The agreement itself is, above all, a motorway along which one can travel from a kind of preamble - the section is called Antecedentes - that PSOE and Junts share, in their explanation of why we have reached this current point. Both parties go back to the Nueva Planta decrees "which abolished the constitutions and secular institutions of Catalonia", a consequence of the fall of Barcelona in 1714. They also note that linguistic and cultural issues have been subject to severe legal limitations, and even to bans and active persecution, to arrive at the conclusion, from both parties, that this has meant that "a significant part of Catalan society has not felt identified with the system in force in Spain". As this Thursday marked the ninth anniversary of the 9-N consultation of 2014, the balancing act carried out in referring to both this and the 1-O referendum of 2017 is significant. "The Catalan institutions promoted, first, a popular consultation on November 9th, 2014, and then an independence referendum on October 1st, 2017 - both suspended and subsequently annulled by the TC - with a massive turn-out in favour of the independence of Catalonia," the document states.

But the importance of the document and its future expectations must be sought in two points: the amnesty and the international mechanism that will have the functions of supporting, verifying and monitoring the entire negotiation process and the agreements that are reached. The amnesty law will include both leaders and participants who, before and after the 2014 consultation and the 2017 referendum, were the subject of judicial decisions or processes linked to these events. The acceptance of lawfare, which has been subject to exhaustive discussion by the two parties, is reached via an indirect route: "The conclusions of investigative committees that will be set up in the next legislature will be taken into account in the application of the amnesty law on the extent that coverage could be given to situations embodied in the concept of 'lawfare' or the judicialization of politics, with the consequences that, where appropriate, these may lead to actions of responsibility or legislative change". What we see here is what has been, and continues to be, one of the battle horses, and we will see how the amnesty law resolves it when it is presented to the Congress of Deputies on Monday.
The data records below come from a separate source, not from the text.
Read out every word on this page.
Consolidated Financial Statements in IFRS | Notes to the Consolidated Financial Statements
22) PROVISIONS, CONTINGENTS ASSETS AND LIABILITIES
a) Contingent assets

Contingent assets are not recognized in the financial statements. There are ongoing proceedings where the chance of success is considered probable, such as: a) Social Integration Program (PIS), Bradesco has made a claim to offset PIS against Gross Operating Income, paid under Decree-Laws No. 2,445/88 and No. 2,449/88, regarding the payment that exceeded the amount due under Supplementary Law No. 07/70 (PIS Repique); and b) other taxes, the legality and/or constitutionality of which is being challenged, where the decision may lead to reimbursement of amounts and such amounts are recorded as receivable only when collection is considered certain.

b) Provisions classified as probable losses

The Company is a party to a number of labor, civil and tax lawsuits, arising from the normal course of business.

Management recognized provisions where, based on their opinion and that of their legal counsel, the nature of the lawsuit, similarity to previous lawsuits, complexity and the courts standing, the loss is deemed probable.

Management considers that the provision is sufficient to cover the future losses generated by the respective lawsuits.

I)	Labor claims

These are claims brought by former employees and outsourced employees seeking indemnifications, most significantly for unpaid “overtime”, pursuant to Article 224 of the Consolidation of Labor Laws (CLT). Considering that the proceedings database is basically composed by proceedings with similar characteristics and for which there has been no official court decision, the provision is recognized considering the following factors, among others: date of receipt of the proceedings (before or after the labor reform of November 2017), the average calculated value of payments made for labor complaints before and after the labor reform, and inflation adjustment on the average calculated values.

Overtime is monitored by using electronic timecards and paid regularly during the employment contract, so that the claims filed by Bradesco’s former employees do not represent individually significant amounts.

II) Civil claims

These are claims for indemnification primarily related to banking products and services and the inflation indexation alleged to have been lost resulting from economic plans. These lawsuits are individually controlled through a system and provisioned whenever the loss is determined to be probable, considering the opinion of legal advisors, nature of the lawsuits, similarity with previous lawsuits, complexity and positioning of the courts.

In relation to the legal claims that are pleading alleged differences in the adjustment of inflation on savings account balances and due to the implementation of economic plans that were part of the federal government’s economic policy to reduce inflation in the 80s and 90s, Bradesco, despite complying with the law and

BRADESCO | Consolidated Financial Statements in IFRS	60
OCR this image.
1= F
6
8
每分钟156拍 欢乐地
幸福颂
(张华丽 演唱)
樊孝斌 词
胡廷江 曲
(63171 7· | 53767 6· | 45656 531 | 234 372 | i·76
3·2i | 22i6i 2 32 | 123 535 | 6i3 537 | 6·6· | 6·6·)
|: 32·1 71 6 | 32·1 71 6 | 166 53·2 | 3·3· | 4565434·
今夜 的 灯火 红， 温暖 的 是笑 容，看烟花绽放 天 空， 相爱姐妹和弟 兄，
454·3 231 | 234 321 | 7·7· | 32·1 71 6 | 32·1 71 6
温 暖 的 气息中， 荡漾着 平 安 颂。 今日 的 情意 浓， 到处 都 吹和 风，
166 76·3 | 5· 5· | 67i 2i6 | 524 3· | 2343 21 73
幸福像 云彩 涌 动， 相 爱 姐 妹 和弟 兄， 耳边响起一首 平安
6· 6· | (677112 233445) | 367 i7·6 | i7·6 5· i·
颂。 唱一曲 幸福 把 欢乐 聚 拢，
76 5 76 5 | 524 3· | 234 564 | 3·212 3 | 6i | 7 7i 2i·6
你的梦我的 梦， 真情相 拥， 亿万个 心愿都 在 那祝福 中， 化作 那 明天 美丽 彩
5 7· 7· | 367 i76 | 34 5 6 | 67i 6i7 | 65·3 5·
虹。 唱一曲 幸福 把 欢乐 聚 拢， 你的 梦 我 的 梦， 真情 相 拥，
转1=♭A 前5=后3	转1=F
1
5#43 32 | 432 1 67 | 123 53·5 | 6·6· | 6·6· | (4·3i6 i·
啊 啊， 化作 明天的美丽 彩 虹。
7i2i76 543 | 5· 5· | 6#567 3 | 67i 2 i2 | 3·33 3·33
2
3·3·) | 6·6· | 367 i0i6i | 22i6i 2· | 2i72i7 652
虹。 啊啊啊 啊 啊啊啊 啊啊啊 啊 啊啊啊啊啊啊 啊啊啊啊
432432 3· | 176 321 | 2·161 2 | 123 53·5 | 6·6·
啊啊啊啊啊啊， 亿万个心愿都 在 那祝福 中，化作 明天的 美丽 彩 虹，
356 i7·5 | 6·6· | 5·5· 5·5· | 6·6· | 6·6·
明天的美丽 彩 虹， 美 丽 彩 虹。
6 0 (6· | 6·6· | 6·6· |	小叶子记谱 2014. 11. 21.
And what remains is the part that will end up being the cornerstone of the agreement: the international verification mechanism. This element, not called a table because Junts regards that name as cursed and instead referred to as a "mechanism", will meet monthly, and is converted by Puigdemont's party into a permanent "I give you, you give me", or if not, the legislature will collapse and new elections will be held, and thus the route to be taken could be important. For Junts, the fact that it has no patches of power to defend - the party is outside the main Catalan institutions - should allow it to concentrate on defending the position in Madrid and chipping off power in each negotiation. And raising the most controversial issues with the authority given by its seven deputies.

This will be, from now on, the game to be played and the real thermometer to assess the temperature of the agreement signed this Thursday in Brussels.